Primeiramente, é importante destacar que o modelo de produção adotado pela agropecuária é extremamente nocivo aos ecossistemas envolvidos. De acordo com dados divulgados pelo Greenpeace, cerca de 60% do desmatamento da região amazônica é causado por esse molde produtivo. Outrossim, se faz necessário relatar o abuso sofrido por parte dos animais envolvidos no processo, onde a grande maioria é envenenada com uma quantidade absurda de hormônios, visando aumentar sua produtividade e consequente relação com o lucro.
De maneira agravante ao exposto, nota-se uma predominância dessa atividade industrial no cenário econômico brasileiro. Em 2020, mesmo com o advento da Covid-19, onde vários pilares econômicos foram afetados, as exportações para países como China e Índia geraram um alto rendimento, fazendo com que o setor ganhasse ainda mais destaque.

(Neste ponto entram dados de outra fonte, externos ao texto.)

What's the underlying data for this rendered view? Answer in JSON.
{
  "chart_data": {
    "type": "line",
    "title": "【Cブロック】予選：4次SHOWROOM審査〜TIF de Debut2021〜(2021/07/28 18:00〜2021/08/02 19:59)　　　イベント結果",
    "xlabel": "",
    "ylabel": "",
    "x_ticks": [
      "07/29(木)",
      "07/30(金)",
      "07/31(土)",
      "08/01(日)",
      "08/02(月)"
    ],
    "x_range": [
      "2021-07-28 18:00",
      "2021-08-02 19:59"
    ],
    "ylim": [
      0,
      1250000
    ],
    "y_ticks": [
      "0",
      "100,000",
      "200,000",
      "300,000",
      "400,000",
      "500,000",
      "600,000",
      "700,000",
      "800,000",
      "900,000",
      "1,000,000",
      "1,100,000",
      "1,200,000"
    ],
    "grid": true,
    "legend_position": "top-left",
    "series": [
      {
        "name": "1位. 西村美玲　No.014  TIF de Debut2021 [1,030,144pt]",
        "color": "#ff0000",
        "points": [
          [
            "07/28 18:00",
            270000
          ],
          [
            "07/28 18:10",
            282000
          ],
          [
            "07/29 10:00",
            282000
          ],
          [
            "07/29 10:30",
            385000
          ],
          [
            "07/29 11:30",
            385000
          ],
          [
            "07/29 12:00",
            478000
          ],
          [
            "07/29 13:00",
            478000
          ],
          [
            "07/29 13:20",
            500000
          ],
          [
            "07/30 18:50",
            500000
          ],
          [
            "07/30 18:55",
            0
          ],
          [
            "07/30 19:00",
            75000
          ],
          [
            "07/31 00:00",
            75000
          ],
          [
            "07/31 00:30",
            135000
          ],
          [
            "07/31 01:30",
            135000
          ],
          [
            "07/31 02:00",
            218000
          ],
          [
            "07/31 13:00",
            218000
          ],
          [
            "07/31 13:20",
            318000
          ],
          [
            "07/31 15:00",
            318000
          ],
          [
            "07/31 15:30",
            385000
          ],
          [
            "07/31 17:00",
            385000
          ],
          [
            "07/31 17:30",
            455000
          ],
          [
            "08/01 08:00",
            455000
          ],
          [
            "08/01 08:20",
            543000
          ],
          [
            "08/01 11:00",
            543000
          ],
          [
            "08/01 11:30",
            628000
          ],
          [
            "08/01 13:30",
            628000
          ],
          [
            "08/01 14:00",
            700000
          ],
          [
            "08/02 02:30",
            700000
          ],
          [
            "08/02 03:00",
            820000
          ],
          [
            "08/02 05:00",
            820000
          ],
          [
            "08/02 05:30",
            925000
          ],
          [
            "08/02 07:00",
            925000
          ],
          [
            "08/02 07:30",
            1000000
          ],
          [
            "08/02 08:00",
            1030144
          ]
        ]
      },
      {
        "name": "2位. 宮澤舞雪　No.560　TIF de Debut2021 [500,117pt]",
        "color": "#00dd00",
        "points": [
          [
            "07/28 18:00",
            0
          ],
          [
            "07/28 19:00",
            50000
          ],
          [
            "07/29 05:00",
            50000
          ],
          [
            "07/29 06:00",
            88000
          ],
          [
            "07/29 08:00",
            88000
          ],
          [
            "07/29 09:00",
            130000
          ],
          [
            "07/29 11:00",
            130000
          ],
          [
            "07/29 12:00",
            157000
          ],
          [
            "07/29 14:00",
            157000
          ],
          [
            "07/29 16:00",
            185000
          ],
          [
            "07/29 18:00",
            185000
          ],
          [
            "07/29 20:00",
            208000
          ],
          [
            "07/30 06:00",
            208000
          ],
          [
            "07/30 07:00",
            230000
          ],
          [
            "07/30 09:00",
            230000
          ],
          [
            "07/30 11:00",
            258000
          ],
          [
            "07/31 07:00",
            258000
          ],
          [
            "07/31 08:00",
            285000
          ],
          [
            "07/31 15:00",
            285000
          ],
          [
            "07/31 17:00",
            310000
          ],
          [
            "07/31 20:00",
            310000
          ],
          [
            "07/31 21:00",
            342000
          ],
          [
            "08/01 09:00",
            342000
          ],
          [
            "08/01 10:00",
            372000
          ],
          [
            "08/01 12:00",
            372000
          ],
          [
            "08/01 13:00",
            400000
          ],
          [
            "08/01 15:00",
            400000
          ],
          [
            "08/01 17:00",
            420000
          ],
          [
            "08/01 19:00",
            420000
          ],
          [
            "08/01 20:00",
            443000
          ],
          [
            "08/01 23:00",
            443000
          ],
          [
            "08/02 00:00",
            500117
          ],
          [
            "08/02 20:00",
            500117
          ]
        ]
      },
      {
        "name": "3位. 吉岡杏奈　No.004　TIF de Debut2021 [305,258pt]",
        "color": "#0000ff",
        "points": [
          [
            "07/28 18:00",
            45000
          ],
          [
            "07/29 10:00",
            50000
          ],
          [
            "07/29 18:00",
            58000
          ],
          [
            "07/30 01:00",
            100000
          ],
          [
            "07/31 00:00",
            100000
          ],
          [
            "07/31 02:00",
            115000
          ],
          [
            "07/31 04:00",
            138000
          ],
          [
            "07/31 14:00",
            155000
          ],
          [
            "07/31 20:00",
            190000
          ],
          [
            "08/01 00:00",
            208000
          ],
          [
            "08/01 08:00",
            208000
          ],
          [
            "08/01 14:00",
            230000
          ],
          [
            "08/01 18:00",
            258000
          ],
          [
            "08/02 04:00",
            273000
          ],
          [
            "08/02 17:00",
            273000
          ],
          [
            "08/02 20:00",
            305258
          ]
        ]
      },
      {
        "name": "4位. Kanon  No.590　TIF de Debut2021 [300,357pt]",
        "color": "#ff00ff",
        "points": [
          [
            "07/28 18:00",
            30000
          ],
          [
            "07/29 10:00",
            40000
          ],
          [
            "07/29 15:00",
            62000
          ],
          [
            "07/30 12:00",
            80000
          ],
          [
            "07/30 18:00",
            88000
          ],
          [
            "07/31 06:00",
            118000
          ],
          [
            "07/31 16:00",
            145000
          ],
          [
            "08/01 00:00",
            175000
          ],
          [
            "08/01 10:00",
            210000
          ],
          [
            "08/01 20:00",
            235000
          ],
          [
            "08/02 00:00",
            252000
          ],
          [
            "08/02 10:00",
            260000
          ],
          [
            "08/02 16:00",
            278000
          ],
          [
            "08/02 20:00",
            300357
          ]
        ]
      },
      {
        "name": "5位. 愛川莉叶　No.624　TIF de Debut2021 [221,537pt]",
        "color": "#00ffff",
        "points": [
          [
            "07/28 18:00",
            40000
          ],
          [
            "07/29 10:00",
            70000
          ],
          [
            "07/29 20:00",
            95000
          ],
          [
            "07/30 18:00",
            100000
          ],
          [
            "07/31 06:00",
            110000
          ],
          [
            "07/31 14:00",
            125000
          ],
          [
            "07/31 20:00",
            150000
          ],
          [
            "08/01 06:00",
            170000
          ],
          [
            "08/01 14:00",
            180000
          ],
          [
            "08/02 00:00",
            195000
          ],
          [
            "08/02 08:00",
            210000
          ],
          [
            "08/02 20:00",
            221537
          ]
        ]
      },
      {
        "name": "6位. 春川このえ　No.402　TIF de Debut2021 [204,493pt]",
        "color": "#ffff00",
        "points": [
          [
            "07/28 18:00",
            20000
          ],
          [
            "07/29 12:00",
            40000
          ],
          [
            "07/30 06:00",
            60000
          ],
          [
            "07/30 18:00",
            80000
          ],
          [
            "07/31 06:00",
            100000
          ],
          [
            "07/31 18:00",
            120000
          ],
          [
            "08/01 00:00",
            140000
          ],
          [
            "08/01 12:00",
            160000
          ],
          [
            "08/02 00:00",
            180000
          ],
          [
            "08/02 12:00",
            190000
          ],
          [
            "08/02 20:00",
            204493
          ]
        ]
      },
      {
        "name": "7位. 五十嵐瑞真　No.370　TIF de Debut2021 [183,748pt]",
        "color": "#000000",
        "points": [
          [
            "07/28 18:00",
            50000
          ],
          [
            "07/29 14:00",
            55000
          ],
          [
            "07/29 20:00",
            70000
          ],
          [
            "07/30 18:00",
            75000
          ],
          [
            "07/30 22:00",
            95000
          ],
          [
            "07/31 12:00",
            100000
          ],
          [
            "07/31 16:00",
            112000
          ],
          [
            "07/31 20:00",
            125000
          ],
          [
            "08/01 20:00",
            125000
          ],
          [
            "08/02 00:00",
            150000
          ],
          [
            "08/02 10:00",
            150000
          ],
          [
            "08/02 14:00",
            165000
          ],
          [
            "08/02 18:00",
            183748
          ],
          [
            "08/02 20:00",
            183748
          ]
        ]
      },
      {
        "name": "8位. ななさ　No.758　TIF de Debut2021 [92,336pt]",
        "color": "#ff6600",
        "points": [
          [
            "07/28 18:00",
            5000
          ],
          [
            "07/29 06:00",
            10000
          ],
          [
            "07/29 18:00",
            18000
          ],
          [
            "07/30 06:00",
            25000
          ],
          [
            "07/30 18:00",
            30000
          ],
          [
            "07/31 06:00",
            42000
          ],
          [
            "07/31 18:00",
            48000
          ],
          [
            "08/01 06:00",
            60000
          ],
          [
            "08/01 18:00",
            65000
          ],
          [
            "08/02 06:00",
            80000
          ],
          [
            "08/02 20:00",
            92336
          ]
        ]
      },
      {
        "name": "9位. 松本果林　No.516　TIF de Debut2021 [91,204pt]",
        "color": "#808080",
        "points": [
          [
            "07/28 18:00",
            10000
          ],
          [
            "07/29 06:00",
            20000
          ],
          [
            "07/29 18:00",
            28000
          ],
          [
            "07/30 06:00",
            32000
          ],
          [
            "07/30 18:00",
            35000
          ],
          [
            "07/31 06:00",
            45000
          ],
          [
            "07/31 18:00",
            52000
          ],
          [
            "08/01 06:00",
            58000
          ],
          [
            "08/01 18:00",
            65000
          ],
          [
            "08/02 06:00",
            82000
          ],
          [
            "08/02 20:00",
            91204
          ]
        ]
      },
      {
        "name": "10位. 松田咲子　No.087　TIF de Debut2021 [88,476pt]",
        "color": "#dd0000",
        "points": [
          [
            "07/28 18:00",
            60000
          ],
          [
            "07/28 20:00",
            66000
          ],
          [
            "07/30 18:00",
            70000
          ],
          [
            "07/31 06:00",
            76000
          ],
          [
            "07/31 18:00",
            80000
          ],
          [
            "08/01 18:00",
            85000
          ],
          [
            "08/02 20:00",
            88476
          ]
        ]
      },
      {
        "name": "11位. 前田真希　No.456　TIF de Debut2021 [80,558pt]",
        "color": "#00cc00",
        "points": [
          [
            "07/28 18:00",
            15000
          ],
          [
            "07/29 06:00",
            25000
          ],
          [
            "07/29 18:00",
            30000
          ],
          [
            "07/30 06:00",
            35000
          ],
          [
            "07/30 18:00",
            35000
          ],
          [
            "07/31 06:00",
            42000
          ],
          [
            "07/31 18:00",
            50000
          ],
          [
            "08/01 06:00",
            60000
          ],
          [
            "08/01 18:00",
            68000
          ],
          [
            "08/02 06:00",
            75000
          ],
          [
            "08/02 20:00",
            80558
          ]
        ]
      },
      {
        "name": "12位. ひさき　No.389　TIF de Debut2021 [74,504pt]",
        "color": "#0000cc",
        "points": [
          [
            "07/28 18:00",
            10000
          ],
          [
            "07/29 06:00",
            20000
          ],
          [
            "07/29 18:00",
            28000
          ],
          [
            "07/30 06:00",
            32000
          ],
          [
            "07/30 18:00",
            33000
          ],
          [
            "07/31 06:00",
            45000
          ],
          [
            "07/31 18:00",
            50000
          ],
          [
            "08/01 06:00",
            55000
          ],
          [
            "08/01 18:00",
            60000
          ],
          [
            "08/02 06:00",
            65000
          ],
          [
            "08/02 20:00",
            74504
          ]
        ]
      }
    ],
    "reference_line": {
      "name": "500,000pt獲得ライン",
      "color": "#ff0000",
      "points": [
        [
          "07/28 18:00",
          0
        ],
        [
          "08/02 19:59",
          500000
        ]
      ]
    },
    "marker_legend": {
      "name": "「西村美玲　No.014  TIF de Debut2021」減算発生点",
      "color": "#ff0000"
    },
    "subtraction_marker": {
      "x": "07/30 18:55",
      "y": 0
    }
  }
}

Em síntese, percebe-se que o consumo exagerado de carne está interligado a graves impactos ambientais. Inicialmente, cabe aos Governos Federais, por intermédio de rígidas sanções financeiras, regulamentar e fiscalizar a atuação das indústrias exportadoras de carne, visando assim, reduzir o impacto ambiental causado pelo referido hábito alimentar. Ademais, é importante trabalhar, em redes televisivas e na internet, os benefícios do veganismo como modelo de vida, buscando, assim, reduzir o consumo de carne e interferir diretamente na lucratividade do modelo adotado pela agropecuária.